Daouda Baldé, soulignant les difficultés, explique : « Vous savez combien de fois l’immigration est dure en Angola. Cette fois-ci, pour la première fois, les autorités angolaises ont ouvert un petit couloir pour permettre aux étrangers de se faire régulariser. Il y a 17 mille Indiens, tous presque régularisés. Ceux de la Guinée-Bissau ont été tous régularisés. Les Erythréens, plus de 25 mille, et toutes les autres nationalités. Et la Guinée est la 2e communauté la plus importante après celle de la RDC. La communauté guinéenne est bien impliquée et travaille activement. Mais si on fait un tour dans les centres de détention, vous verrez que 60 à 70% sont des Guinéens. Donc le passeport est nécessaire, mais les gens n’ont pas les documents pour pouvoir voyager et revenir. Pour obtenir un passeport, il faut se rendre sur le site Louba, où un récépissé est délivré. Cependant, lorsque vient ton tour, tu ne seras jamais appelé. Ils ont instauré un système où il faut traiter avec des personnes tierces. »
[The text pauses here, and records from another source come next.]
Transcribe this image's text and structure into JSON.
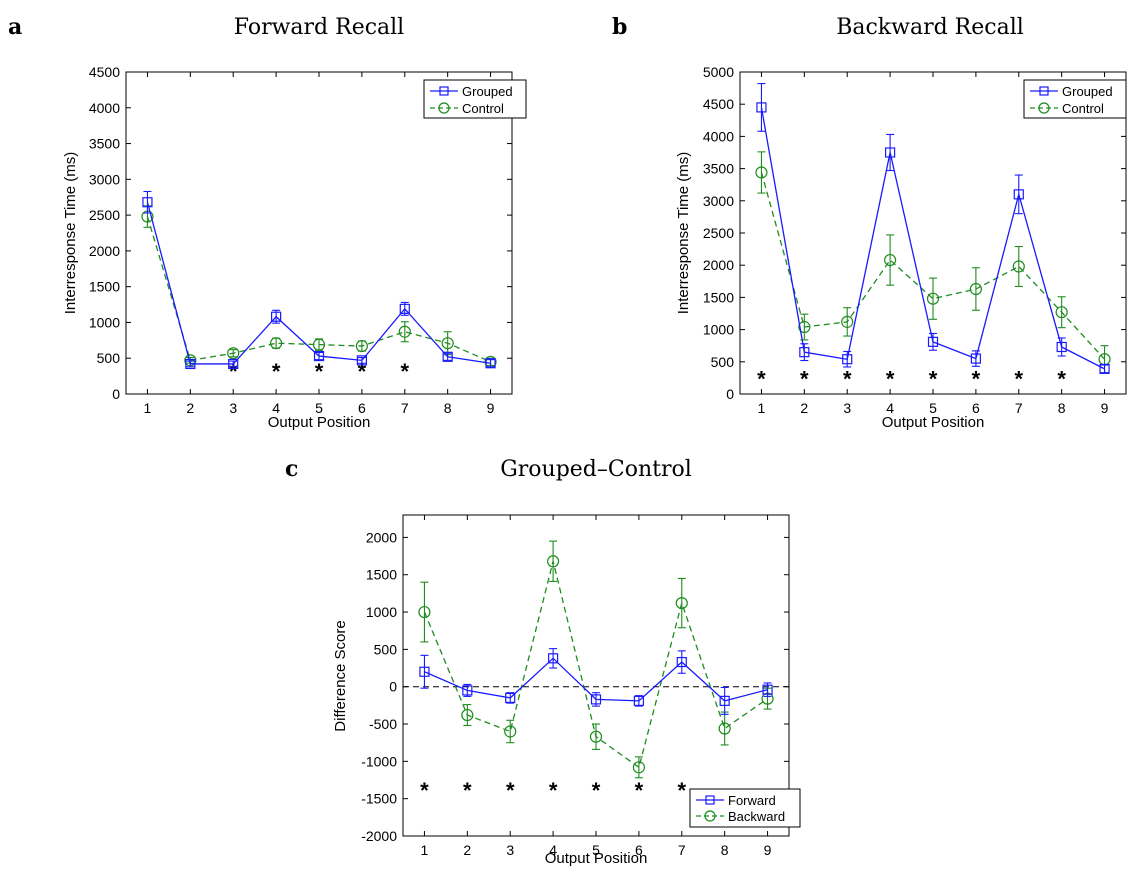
{
  "colors": {
    "blue": "#1a1aff",
    "green": "#1e8c1e",
    "axis": "#000000",
    "zero": "#000000"
  },
  "chart_data": [
    {
      "panel_label": "a",
      "type": "line",
      "title": "Forward Recall",
      "xlabel": "Output Position",
      "ylabel": "Interresponse Time (ms)",
      "x": [
        1,
        2,
        3,
        4,
        5,
        6,
        7,
        8,
        9
      ],
      "xlim": [
        0.5,
        9.5
      ],
      "ylim": [
        0,
        4500
      ],
      "yticks": [
        0,
        500,
        1000,
        1500,
        2000,
        2500,
        3000,
        3500,
        4000,
        4500
      ],
      "xticks": [
        1,
        2,
        3,
        4,
        5,
        6,
        7,
        8,
        9
      ],
      "legend": {
        "position": "top-right"
      },
      "zero_line": false,
      "series": [
        {
          "name": "Grouped",
          "color": "blue",
          "marker": "square",
          "dash": false,
          "values": [
            2680,
            420,
            420,
            1080,
            530,
            470,
            1190,
            520,
            430
          ],
          "errors": [
            150,
            40,
            40,
            90,
            50,
            40,
            90,
            50,
            50
          ]
        },
        {
          "name": "Control",
          "color": "green",
          "marker": "circle",
          "dash": true,
          "values": [
            2480,
            470,
            570,
            710,
            690,
            670,
            870,
            710,
            450
          ],
          "errors": [
            150,
            40,
            50,
            70,
            80,
            70,
            140,
            160,
            50
          ]
        }
      ],
      "stars": {
        "symbol": "*",
        "y": 380,
        "at": [
          3,
          4,
          5,
          6,
          7
        ]
      }
    },
    {
      "panel_label": "b",
      "type": "line",
      "title": "Backward Recall",
      "xlabel": "Output Position",
      "ylabel": "Interresponse Time (ms)",
      "x": [
        1,
        2,
        3,
        4,
        5,
        6,
        7,
        8,
        9
      ],
      "xlim": [
        0.5,
        9.5
      ],
      "ylim": [
        0,
        5000
      ],
      "yticks": [
        0,
        500,
        1000,
        1500,
        2000,
        2500,
        3000,
        3500,
        4000,
        4500,
        5000
      ],
      "xticks": [
        1,
        2,
        3,
        4,
        5,
        6,
        7,
        8,
        9
      ],
      "legend": {
        "position": "top-right"
      },
      "zero_line": false,
      "series": [
        {
          "name": "Grouped",
          "color": "blue",
          "marker": "square",
          "dash": false,
          "values": [
            4450,
            650,
            540,
            3750,
            810,
            550,
            3100,
            730,
            390
          ],
          "errors": [
            370,
            130,
            120,
            280,
            130,
            120,
            300,
            140,
            60
          ]
        },
        {
          "name": "Control",
          "color": "green",
          "marker": "circle",
          "dash": true,
          "values": [
            3440,
            1040,
            1120,
            2080,
            1480,
            1630,
            1980,
            1270,
            540
          ],
          "errors": [
            320,
            200,
            220,
            390,
            320,
            330,
            310,
            240,
            210
          ]
        }
      ],
      "stars": {
        "symbol": "*",
        "y": 300,
        "at": [
          1,
          2,
          3,
          4,
          5,
          6,
          7,
          8
        ]
      }
    },
    {
      "panel_label": "c",
      "type": "line",
      "title": "Grouped–Control",
      "xlabel": "Output Position",
      "ylabel": "Difference Score",
      "x": [
        1,
        2,
        3,
        4,
        5,
        6,
        7,
        8,
        9
      ],
      "xlim": [
        0.5,
        9.5
      ],
      "ylim": [
        -2000,
        2300
      ],
      "yticks": [
        -2000,
        -1500,
        -1000,
        -500,
        0,
        500,
        1000,
        1500,
        2000
      ],
      "xticks": [
        1,
        2,
        3,
        4,
        5,
        6,
        7,
        8,
        9
      ],
      "legend": {
        "position": "bottom-right"
      },
      "zero_line": true,
      "series": [
        {
          "name": "Forward",
          "color": "blue",
          "marker": "square",
          "dash": false,
          "values": [
            200,
            -50,
            -150,
            380,
            -170,
            -190,
            330,
            -190,
            -40
          ],
          "errors": [
            220,
            80,
            70,
            130,
            90,
            70,
            150,
            180,
            90
          ]
        },
        {
          "name": "Backward",
          "color": "green",
          "marker": "circle",
          "dash": true,
          "values": [
            1000,
            -380,
            -600,
            1680,
            -670,
            -1080,
            1120,
            -560,
            -160
          ],
          "errors": [
            400,
            140,
            150,
            270,
            170,
            140,
            330,
            220,
            140
          ]
        }
      ],
      "stars": {
        "symbol": "*",
        "y": -1330,
        "at": [
          1,
          2,
          3,
          4,
          5,
          6,
          7
        ]
      }
    }
  ]
}
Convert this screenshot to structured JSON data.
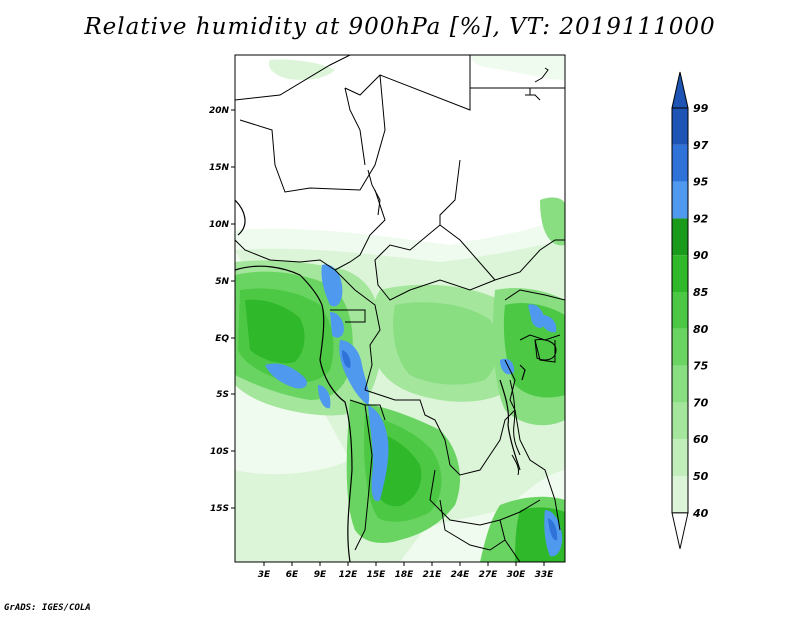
{
  "title": "Relative humidity at 900hPa [%], VT: 2019111000",
  "footer": "GrADS: IGES/COLA",
  "map": {
    "lon_ticks": [
      "3E",
      "6E",
      "9E",
      "12E",
      "15E",
      "18E",
      "21E",
      "24E",
      "27E",
      "30E",
      "33E"
    ],
    "lat_ticks": [
      "20N",
      "15N",
      "10N",
      "5N",
      "EQ",
      "5S",
      "10S",
      "15S"
    ]
  },
  "colorbar": {
    "levels": [
      "40",
      "50",
      "60",
      "70",
      "75",
      "80",
      "85",
      "90",
      "92",
      "95",
      "97",
      "99"
    ],
    "colors": [
      "#f0fbef",
      "#dcf5d8",
      "#c2eebc",
      "#a4e69c",
      "#88de80",
      "#6ad462",
      "#4cc845",
      "#30b82b",
      "#1a9a1a",
      "#4f99ee",
      "#2f72d8",
      "#1e55b5"
    ],
    "bottom_arrow": "#ffffff",
    "top_arrow": "#1e55b5"
  }
}
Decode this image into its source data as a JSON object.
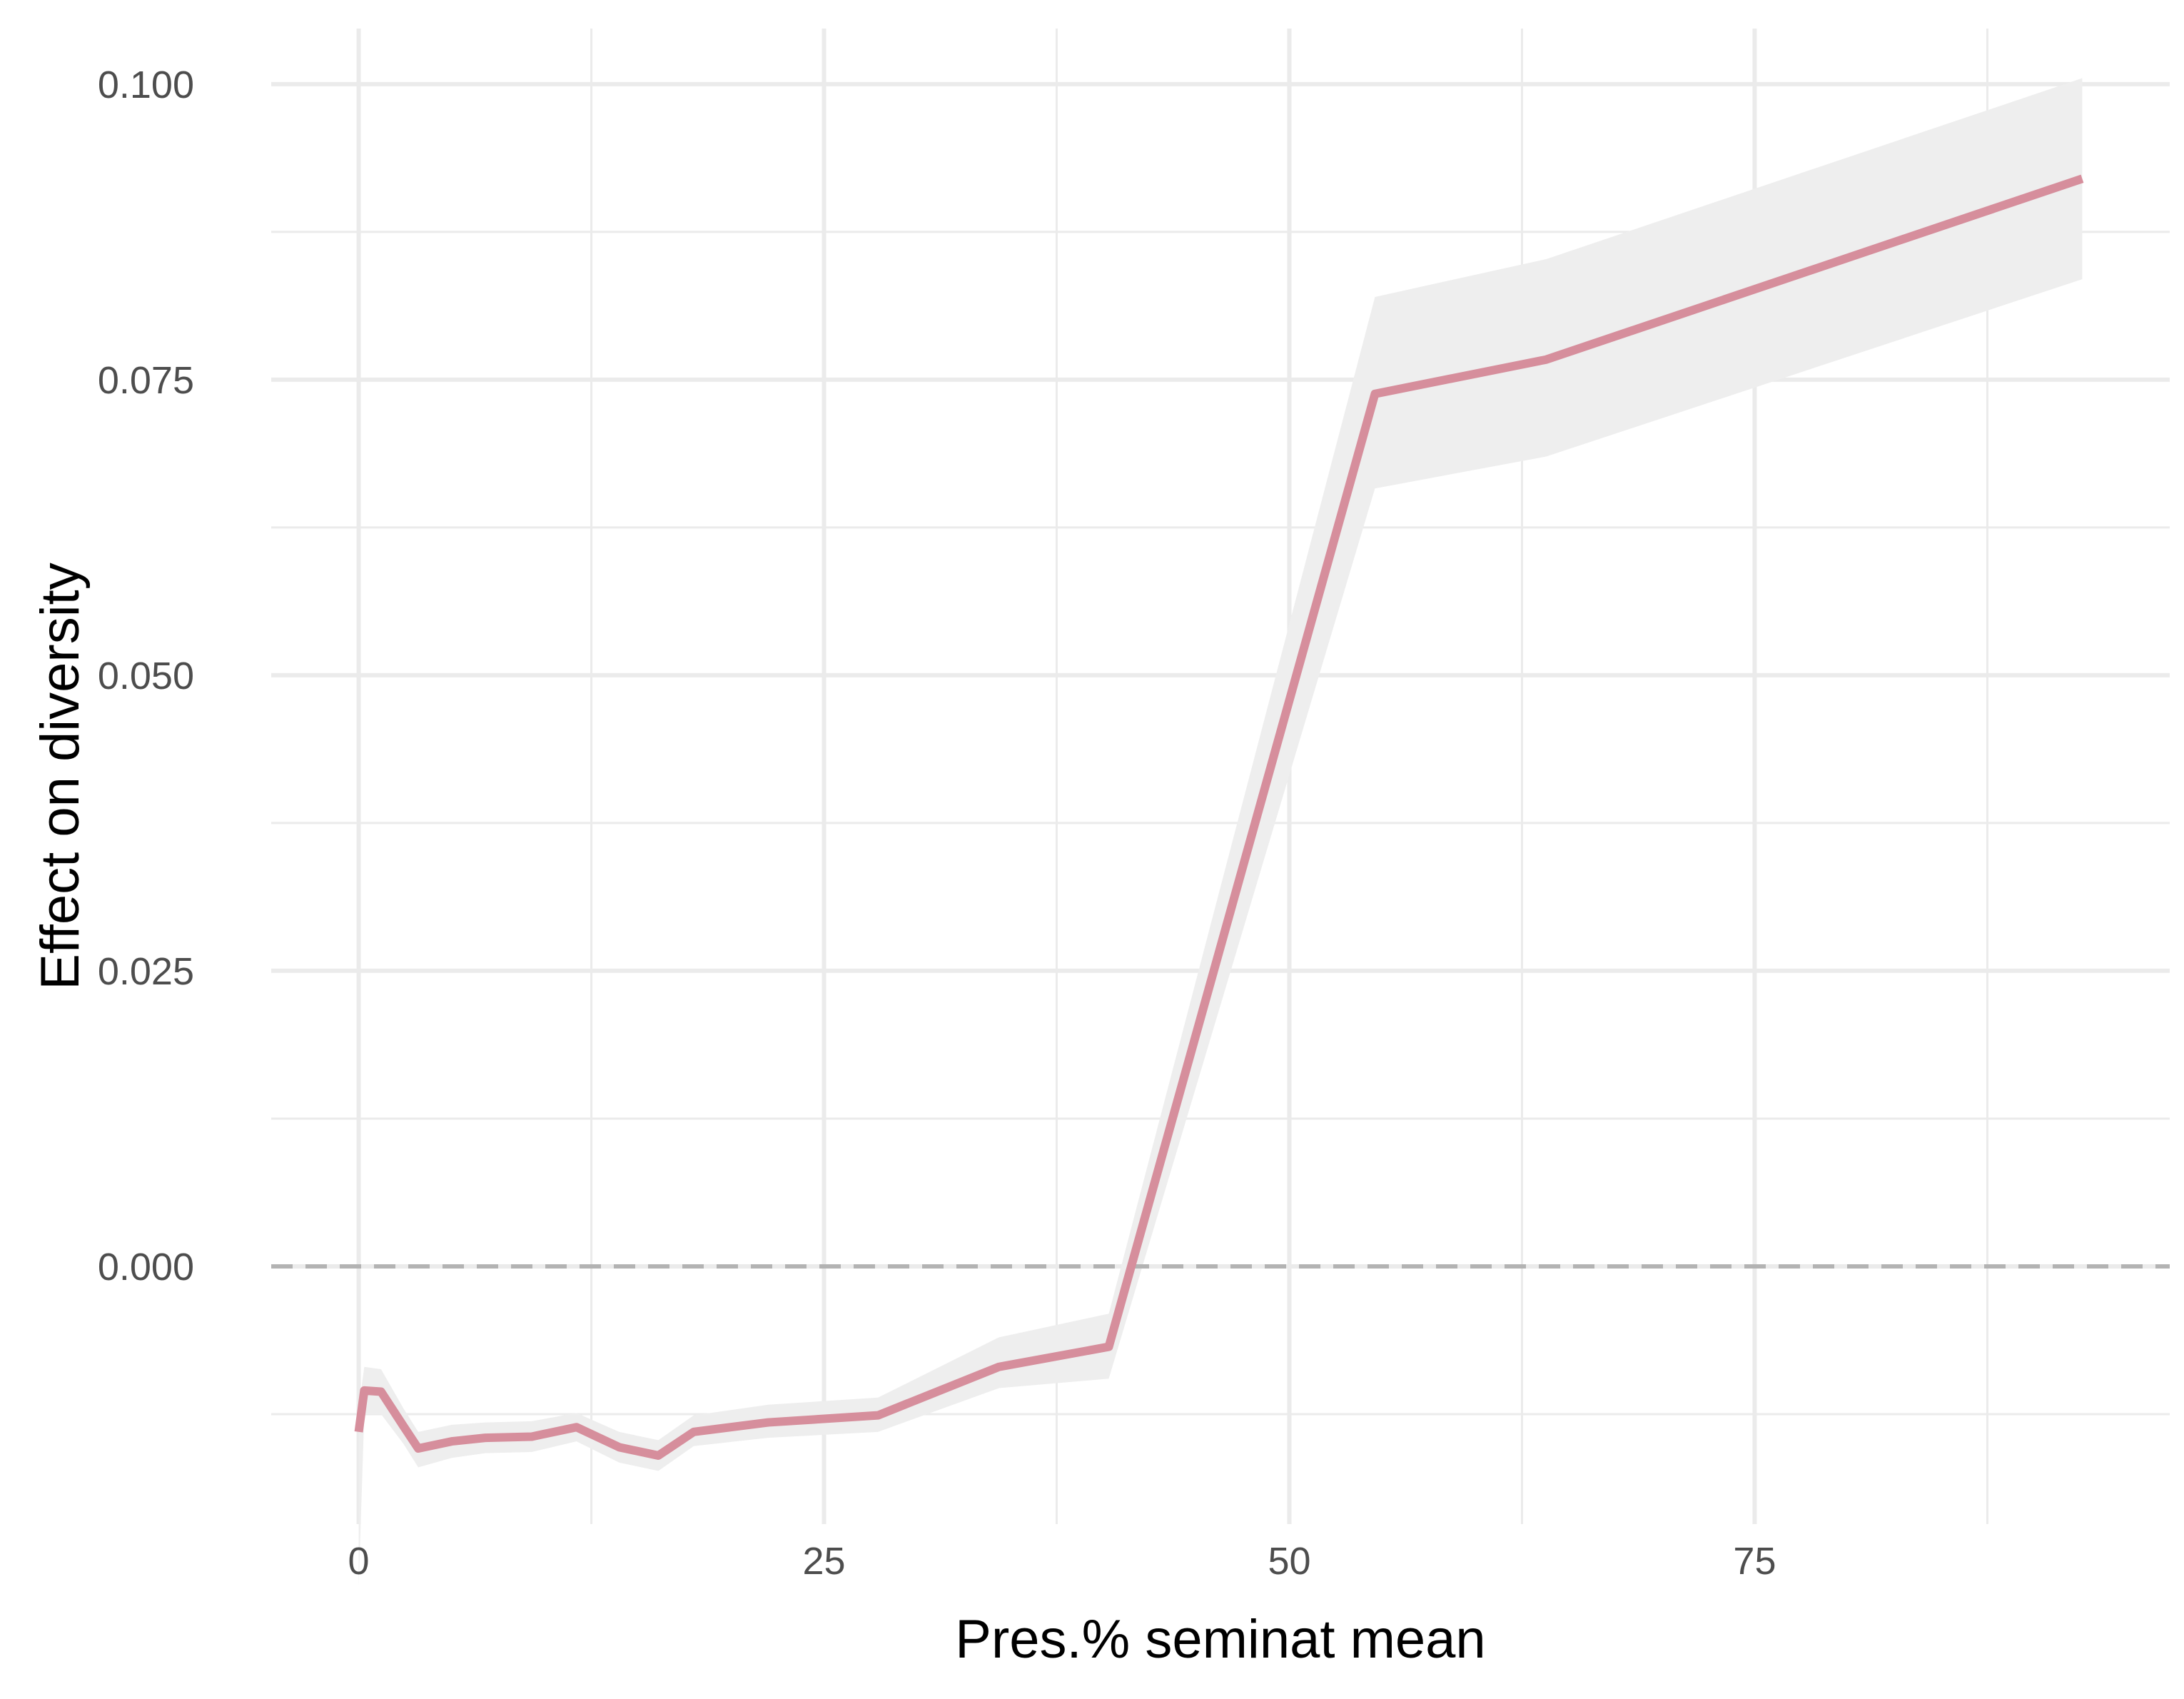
{
  "chart_data": {
    "type": "line",
    "xlabel": "Pres.% seminat mean",
    "ylabel": "Effect on diversity",
    "xlim": [
      -4.7,
      97.3
    ],
    "ylim": [
      -0.0218,
      0.1047
    ],
    "x_ticks": [
      0,
      25,
      50,
      75
    ],
    "x_tick_labels": [
      "0",
      "25",
      "50",
      "75"
    ],
    "y_ticks": [
      0.0,
      0.025,
      0.05,
      0.075,
      0.1
    ],
    "y_tick_labels": [
      "0.000",
      "0.025",
      "0.050",
      "0.075",
      "0.100"
    ],
    "reference_line": {
      "y": 0.0,
      "style": "dashed",
      "color": "#b3b3b3"
    },
    "grid": true,
    "series": [
      {
        "x": [
          0.0,
          0.3,
          1.2,
          2.4,
          3.2,
          5.0,
          6.8,
          9.3,
          11.7,
          14.0,
          16.1,
          18.0,
          22.0,
          27.9,
          34.4,
          40.3,
          54.6,
          63.8,
          92.6
        ],
        "y": [
          -0.014,
          -0.0105,
          -0.0106,
          -0.0135,
          -0.0154,
          -0.0148,
          -0.0145,
          -0.0144,
          -0.0136,
          -0.0153,
          -0.016,
          -0.014,
          -0.0132,
          -0.0126,
          -0.0085,
          -0.0068,
          0.0738,
          0.0767,
          0.092
        ],
        "lower": [
          -0.027,
          -0.0125,
          -0.0125,
          -0.015,
          -0.017,
          -0.0162,
          -0.0158,
          -0.0157,
          -0.0148,
          -0.0166,
          -0.0173,
          -0.0152,
          -0.0145,
          -0.014,
          -0.0103,
          -0.0095,
          0.0658,
          0.0685,
          0.0835
        ],
        "upper": [
          -0.012,
          -0.0085,
          -0.0087,
          -0.012,
          -0.014,
          -0.0134,
          -0.0132,
          -0.0131,
          -0.0124,
          -0.014,
          -0.0147,
          -0.0126,
          -0.0117,
          -0.0111,
          -0.006,
          -0.004,
          0.082,
          0.0852,
          0.1005
        ],
        "color": "#d68e9c",
        "band_color": "#eeeeee"
      }
    ]
  }
}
Daouda Baldé se dit préoccupé par cette « pratique honteuse » alors que les autorités du pays font tout pour la diaspora guinéenne : « Le CNRD et le Gouvernement ont mis des moyens colossaux pour que les Guinéens établis à l’étranger puissent être respectés partout ils sont. Mais des individus sont en train de saper ces efforts. »
Le prix des documents administratifs n’est jamais affiché à l’ambassade, comme le souligne Ibrahima Kandia Baldé : « Tout se négocie. La carte consulaire est facilement déchirable, car c’est du papier volant et le prix est fixé selon la tête du demandeur. Ensuite, il y a des gens qui font fait plus de 10 ans, notamment le chargé des finances de l’ambassade, alors que normalement, quelqu’un ne peut pas faire plus de quatre ans dans une ambassade. »
Les documents adressés au ministre Morissanda Kouyaté sont-ils arrivés à destination, sachant que c’est l’ambassade qui doit les transmettre ? Au début de cette affaire, un autre employé, saisi par la communauté guinéenne, affirme avoir envoyé un courrier à Conakry pour mettre fin à cette pratique, mais lui non plus ne sait pas si son courrier est arrivé. « Vous êtes Guinéen et vous connaissez les Guinéens », a-t-il ajouté, comme pour dire que son courrier pourrait avoir été bloqué quelque part.
Joint au téléphone par Guineenews©, Karamba Sako, ministre conseiller, chargé des affaires politiques de l’ambassade de Guinée en Angola, a demandé à être rappelé le lendemain. Depuis, il n’a répondu à aucun appel et n’a pas donné suite.